どうやら俺が帝都に残ると思ってしまっていたらしい。
「ああ。だから、帝都に何かあったときには駆けつけるつもりさ。それまでは、君と巴里に居たいんだけど、ダメかな?」
「ダ、ダメな訳ないじゃないですか!何なら私の部屋で一緒に暮らします?」
「はは、それもいいかもね」
「…大神さん。私、大神さんの本当の恋人になっていいんですよね?本当に本当にいいんですよね?」
俺の目をじっと見てエリカくんが言った。
「ああ。俺の方こそお願いするよ。
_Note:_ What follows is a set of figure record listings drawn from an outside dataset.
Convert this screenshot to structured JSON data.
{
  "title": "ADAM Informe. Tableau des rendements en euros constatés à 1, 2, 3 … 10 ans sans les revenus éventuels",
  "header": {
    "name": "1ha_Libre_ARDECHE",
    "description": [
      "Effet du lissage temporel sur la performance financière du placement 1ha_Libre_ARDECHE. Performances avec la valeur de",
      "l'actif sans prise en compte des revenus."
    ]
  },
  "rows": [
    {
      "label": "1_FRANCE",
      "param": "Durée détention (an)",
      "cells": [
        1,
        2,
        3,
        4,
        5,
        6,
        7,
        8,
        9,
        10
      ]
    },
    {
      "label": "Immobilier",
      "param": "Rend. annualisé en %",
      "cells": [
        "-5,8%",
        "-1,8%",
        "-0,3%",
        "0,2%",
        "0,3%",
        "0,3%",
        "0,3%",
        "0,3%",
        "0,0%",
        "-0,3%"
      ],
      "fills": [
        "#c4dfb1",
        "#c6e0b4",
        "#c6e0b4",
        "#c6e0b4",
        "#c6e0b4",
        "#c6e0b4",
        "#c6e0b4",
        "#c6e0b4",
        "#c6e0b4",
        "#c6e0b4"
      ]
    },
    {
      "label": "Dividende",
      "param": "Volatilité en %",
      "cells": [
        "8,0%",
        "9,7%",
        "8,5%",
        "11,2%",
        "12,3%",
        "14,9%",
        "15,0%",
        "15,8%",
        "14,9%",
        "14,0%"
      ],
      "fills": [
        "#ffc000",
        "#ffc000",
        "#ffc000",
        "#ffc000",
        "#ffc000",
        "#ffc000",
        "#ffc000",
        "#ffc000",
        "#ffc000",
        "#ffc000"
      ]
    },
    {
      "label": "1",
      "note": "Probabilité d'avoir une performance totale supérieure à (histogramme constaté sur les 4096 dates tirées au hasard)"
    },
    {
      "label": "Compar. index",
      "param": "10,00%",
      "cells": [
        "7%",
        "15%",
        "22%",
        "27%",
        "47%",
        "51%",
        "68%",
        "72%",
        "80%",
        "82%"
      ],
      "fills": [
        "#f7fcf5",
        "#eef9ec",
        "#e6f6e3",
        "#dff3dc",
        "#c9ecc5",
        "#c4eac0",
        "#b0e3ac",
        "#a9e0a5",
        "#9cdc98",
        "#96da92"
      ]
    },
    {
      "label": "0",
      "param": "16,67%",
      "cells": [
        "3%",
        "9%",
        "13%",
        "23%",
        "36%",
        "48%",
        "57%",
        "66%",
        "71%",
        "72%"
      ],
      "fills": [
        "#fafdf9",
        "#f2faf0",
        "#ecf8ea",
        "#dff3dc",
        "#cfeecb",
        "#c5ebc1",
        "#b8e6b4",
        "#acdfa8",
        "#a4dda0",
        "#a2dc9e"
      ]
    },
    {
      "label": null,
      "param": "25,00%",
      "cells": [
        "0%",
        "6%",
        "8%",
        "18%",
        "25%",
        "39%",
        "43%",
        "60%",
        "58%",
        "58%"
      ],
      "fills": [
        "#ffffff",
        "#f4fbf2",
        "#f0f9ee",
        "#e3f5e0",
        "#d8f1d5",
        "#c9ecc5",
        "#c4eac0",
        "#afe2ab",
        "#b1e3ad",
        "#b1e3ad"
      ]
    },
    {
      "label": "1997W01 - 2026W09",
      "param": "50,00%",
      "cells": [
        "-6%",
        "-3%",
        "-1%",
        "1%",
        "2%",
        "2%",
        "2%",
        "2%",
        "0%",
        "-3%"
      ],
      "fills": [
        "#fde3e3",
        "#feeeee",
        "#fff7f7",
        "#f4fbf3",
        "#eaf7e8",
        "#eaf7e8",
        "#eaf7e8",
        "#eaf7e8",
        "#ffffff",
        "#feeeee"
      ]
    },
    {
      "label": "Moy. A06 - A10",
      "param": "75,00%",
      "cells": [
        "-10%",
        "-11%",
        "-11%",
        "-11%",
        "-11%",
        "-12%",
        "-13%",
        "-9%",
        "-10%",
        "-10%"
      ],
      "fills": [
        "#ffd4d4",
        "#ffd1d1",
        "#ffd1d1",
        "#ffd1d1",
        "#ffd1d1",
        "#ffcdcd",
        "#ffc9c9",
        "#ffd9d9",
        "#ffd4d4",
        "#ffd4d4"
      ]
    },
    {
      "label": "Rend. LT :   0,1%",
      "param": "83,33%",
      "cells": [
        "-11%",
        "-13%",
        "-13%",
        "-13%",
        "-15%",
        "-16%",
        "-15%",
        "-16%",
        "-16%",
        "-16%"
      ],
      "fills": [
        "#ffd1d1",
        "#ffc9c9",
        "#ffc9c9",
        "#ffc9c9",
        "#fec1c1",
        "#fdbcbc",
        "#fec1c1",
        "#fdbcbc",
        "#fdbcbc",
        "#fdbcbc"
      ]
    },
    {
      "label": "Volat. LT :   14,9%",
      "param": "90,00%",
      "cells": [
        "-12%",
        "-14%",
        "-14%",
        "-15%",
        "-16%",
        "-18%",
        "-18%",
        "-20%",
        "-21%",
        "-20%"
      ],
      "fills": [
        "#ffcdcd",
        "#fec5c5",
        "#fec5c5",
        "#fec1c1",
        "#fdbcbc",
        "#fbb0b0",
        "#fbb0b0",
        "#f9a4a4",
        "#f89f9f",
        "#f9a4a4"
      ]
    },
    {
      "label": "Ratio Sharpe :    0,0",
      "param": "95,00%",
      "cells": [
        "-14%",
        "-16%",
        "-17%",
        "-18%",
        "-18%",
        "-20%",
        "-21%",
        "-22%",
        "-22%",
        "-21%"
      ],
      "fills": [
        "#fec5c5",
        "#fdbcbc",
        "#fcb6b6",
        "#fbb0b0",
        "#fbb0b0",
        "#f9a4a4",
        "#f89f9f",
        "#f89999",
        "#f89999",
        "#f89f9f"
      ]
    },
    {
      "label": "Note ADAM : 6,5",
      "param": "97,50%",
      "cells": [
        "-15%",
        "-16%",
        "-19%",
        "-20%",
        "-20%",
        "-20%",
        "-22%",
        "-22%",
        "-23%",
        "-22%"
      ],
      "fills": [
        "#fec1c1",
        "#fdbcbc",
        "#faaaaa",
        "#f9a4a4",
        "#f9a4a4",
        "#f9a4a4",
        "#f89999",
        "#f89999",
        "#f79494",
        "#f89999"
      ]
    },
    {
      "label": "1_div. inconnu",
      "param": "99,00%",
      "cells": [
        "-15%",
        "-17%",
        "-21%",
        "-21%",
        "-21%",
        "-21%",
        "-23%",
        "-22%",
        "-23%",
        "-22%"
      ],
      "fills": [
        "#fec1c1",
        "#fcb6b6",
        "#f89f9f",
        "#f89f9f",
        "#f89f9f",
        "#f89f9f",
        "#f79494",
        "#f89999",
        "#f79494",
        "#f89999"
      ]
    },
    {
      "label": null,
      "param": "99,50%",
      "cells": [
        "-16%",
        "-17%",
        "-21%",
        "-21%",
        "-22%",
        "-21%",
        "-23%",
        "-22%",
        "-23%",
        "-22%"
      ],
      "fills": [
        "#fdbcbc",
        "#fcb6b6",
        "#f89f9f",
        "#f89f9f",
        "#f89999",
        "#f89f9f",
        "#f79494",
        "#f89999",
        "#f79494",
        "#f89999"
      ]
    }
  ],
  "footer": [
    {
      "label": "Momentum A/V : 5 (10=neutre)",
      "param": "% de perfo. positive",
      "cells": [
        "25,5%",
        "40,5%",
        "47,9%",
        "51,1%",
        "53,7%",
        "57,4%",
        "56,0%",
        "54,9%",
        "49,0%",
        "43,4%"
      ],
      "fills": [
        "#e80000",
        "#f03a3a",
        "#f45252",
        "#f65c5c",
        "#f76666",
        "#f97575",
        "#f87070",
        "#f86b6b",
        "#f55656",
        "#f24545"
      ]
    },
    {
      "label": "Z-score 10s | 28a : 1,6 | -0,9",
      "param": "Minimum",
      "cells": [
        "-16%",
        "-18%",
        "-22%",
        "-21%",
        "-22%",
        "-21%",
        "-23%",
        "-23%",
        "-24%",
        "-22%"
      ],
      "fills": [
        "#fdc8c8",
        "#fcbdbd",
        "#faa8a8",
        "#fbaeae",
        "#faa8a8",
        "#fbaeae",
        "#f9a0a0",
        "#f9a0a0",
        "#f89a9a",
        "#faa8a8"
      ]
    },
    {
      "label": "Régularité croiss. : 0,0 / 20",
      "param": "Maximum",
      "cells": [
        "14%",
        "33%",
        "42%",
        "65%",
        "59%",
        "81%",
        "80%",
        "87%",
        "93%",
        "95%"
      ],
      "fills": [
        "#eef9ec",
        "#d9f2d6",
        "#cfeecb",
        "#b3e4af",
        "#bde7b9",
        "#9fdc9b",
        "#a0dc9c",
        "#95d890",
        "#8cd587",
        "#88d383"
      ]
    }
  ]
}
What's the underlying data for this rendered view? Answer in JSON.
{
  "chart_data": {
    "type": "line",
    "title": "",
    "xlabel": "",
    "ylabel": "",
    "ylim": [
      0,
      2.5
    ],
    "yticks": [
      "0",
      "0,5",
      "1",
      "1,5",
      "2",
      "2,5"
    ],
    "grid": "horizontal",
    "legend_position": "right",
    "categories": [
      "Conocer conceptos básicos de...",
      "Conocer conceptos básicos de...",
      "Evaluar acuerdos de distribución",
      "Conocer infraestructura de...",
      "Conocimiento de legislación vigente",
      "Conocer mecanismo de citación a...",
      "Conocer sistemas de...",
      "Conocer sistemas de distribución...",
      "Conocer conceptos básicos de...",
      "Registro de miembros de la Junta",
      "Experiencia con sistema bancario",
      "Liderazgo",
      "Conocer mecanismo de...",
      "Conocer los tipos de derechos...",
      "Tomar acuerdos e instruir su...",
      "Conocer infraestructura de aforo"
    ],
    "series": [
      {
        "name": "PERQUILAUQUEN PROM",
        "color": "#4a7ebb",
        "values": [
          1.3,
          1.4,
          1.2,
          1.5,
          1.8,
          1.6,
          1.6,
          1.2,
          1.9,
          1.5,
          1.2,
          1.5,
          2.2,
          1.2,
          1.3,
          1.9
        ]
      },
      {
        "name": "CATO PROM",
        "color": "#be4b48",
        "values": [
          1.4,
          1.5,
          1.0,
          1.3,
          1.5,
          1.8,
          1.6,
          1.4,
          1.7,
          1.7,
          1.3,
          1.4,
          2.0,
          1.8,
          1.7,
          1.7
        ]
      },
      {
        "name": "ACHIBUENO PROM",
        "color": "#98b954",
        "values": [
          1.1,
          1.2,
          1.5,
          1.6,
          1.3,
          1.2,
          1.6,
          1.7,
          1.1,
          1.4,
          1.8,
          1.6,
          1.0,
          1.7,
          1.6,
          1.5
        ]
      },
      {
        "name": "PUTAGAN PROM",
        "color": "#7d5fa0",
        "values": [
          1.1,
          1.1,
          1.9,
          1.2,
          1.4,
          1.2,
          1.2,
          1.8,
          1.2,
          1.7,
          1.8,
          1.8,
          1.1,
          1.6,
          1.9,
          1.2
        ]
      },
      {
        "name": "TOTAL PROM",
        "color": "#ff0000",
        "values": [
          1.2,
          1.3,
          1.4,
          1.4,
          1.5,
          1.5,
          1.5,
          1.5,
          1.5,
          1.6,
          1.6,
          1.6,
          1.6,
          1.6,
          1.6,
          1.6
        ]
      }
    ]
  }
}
エリカくん俺の恋人になってくれないか?」
「あったりまえですよ~。どーんと任せちゃって下さい!」
エリカくんは嬉しそうにそう言うと俺に抱きついた。
「ねぇ、大神さん」
「何だい?」
エリカくんの肩を抱き締めながら返事をする。
「この前の戦いの前にここで…私が言ってたこと覚えてます?」
「ああ。勿論」
「もう一度…言って貰えませんか?」
「ああ。…俺はエリカくんの悲しみや寂しさを全部持ってあげるよ」
だから、せめて俺の前でだけは涙を見せて欲しい。
雨の日には俺がずっと一緒にいるから。
「あと…、喜びや嬉しさも一緒に持って下さいね」
「その代わり、俺の分はエリカくんが持つんだぞ?」
「はい!どーんと任せちゃって下さい☆」
「はは。頼もしいね」
「だから、大神さん」
「ん?」
「これからはずっと私のそばに居て下さいね…」
「ああ…」
そう言ってエリカくんに口吻ける。
口唇を離したあと抱き締めていた腕を解いてエリカくんを見つめる。
「でも、そうなると俺は先ず神様からエリカくんを奪わなきゃならないね」
「え?」
「だって、シスターは神様が恋人、なんだろ?」
冗談交じりにそう言った俺に悪戯っぽく笑い返してエリカくんが言う。
「大丈夫ですよ。何てったって”大神”さんですからね」
それから数週間後。
俺は一番大切なひとと一緒に、一番大切な思い出の残るあの街で、一番幸せな未来を築くための帰途についた。